How can we learn to handle failure more constructively?

Grant: When I work with executives, I ask them to score not only their performance in a given episode but also how well they take feedback afterward. It’s amazing how open they become to feedback, especially the overachievers—they really want to get an A!

How do you design an organization that fails well?

Grant: The first thing is to create a culture where people can talk openly about their failures and mistakes. Amy Edmondson of Harvard Business School has studied hospitals to figure out how they can prevent major medical errors. She found that teams learned more and could avoid problems if they had a sense of psychological safety—if they could take risks and be open about mistakes, if they weren’t going to be punished for honest errors.

Resilient companies also adapt effectively to changing circumstances. What’s the key to that?

Grant: Resilience is about the speed and strength of your response to adversity. The best thing you can do is build routines that might be applicable in an unexpected situation. SpaceX is an interesting example. CEO Elon Musk told us that because the rockets had failed over and over again, he asked people for a list of the 10 biggest launch risks. (It turned out that one explosion was caused by the 11th risk, so maybe the lesson is to ask for the top 11.) High-reliability organizations know how to set these routines in place. They make exhaustive lists of things that could go wrong, they precheck them, and then every time they have an unexpected failure, they expand the list.

HBR has run articles showing that you can cultivate personal resilience by taking some downtime, via scheduled or unscheduled breaks, or by cutting yourself off from technology.

Grant: A lot of evidence speaks to that. But I think we tend to define breaks too narrowly. Kim Elsbach of UC Davis has done research showing that one of the best ways to give people a break is to assign them mindless work. Rote tasks can free up your mind to think creatively. As people advance and develop more-complicated skills, we make the mistake of taking repetitive tasks off their plates. Switching between challenging, creative problems and, say, entering data into a spreadsheet for a few minutes can help us recharge.

It’s often said that a sense of humor is vital to resilience. How do you access humor in the darkest moments?

Sandberg: I think humor is huge. Nell Scovell, who edited our book, is a TV comedy writer with four siblings. At her mother’s funeral, she stood up with an envelope and said, “I have in this envelope the name of Mom’s favorite child.” In those really dark moments, being able to laugh, even for a second—even about the event itself—is a huge stress release. It makes you feel, “Oh my God, it’ll be OK.”

You write about how to build resilience in kids, in part by helping them understand their strengths. Is this a model for helping employees as well?

Grant: I think so, with the caveat that parenting is way harder than leadership. One of the drivers of resilience in kids is “mattering”—the belief that other people notice you, care about you, rely on you.
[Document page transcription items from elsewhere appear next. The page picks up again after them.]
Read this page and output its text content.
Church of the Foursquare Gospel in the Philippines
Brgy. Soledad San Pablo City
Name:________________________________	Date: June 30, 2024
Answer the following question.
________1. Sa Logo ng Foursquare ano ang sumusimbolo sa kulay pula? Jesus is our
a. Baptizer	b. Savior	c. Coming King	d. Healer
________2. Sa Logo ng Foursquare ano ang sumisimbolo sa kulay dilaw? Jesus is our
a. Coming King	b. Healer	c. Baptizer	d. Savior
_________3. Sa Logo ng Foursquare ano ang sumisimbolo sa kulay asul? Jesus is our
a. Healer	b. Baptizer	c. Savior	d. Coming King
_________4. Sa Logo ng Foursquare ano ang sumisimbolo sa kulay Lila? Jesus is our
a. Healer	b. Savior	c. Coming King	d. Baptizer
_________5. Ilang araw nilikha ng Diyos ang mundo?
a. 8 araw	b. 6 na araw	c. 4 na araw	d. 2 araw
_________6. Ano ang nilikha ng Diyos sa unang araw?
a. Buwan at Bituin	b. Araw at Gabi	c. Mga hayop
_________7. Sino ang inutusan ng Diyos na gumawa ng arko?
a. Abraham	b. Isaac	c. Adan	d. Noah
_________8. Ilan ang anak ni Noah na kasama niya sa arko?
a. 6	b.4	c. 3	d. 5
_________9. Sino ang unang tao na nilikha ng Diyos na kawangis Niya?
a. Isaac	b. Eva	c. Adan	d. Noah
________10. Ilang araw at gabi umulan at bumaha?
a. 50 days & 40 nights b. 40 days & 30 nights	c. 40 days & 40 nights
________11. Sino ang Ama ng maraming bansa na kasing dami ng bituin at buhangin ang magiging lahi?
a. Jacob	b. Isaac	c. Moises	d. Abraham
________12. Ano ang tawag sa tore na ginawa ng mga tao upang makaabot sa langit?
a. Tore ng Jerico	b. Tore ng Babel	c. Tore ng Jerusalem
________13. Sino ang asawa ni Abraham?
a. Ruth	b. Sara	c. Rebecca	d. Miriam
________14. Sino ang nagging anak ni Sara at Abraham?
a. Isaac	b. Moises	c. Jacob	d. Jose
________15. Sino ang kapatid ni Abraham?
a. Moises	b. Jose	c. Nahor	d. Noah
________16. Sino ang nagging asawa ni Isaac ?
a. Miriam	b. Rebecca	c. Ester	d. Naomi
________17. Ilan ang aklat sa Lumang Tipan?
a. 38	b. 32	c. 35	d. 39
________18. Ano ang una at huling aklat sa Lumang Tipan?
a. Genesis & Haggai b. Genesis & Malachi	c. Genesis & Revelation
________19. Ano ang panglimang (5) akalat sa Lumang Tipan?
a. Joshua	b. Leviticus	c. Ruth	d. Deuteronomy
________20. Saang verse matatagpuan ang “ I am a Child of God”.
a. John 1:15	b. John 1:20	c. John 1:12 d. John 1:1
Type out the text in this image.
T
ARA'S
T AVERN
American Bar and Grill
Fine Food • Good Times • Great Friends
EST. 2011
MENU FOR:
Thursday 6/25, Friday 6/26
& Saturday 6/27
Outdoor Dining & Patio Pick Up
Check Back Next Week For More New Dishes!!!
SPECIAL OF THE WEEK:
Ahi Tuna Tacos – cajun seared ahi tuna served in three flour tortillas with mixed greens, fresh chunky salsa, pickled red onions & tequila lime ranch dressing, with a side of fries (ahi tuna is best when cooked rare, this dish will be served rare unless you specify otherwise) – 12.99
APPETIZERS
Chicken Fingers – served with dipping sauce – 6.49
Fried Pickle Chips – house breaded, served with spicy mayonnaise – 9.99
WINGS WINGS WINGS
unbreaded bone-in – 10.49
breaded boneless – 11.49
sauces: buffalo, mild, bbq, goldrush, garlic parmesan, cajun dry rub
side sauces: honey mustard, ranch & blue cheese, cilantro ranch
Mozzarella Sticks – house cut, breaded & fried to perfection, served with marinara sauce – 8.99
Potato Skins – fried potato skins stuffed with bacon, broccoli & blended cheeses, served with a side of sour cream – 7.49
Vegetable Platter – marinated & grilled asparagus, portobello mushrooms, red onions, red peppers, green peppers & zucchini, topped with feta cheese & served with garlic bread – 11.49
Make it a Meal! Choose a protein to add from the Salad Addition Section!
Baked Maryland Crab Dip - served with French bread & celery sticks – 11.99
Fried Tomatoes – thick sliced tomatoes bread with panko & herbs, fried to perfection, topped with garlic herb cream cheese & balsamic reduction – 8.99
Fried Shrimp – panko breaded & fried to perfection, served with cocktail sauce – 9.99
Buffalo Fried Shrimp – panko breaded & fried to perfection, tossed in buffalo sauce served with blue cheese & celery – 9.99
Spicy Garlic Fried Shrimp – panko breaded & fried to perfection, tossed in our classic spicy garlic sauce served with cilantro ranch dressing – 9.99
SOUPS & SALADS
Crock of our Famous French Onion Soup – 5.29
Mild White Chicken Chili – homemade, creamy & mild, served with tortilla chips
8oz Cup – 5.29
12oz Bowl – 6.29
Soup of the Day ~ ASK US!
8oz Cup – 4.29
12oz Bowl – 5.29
When kids feel they don’t matter, the consequences can be devastating: delinquent and antisocial behavior, aggression. Along those lines, it is every leader’s responsibility to make every single employee know that they matter, to show that they’re noticed. That’s one of the reasons management by walking around is so popular. You also want to make employees feel relied on. Many leaders are afraid to ask for help, but people want to know that their contributions have an impact. One of the most powerful things a leader can do is say, “I don’t know the answer here.”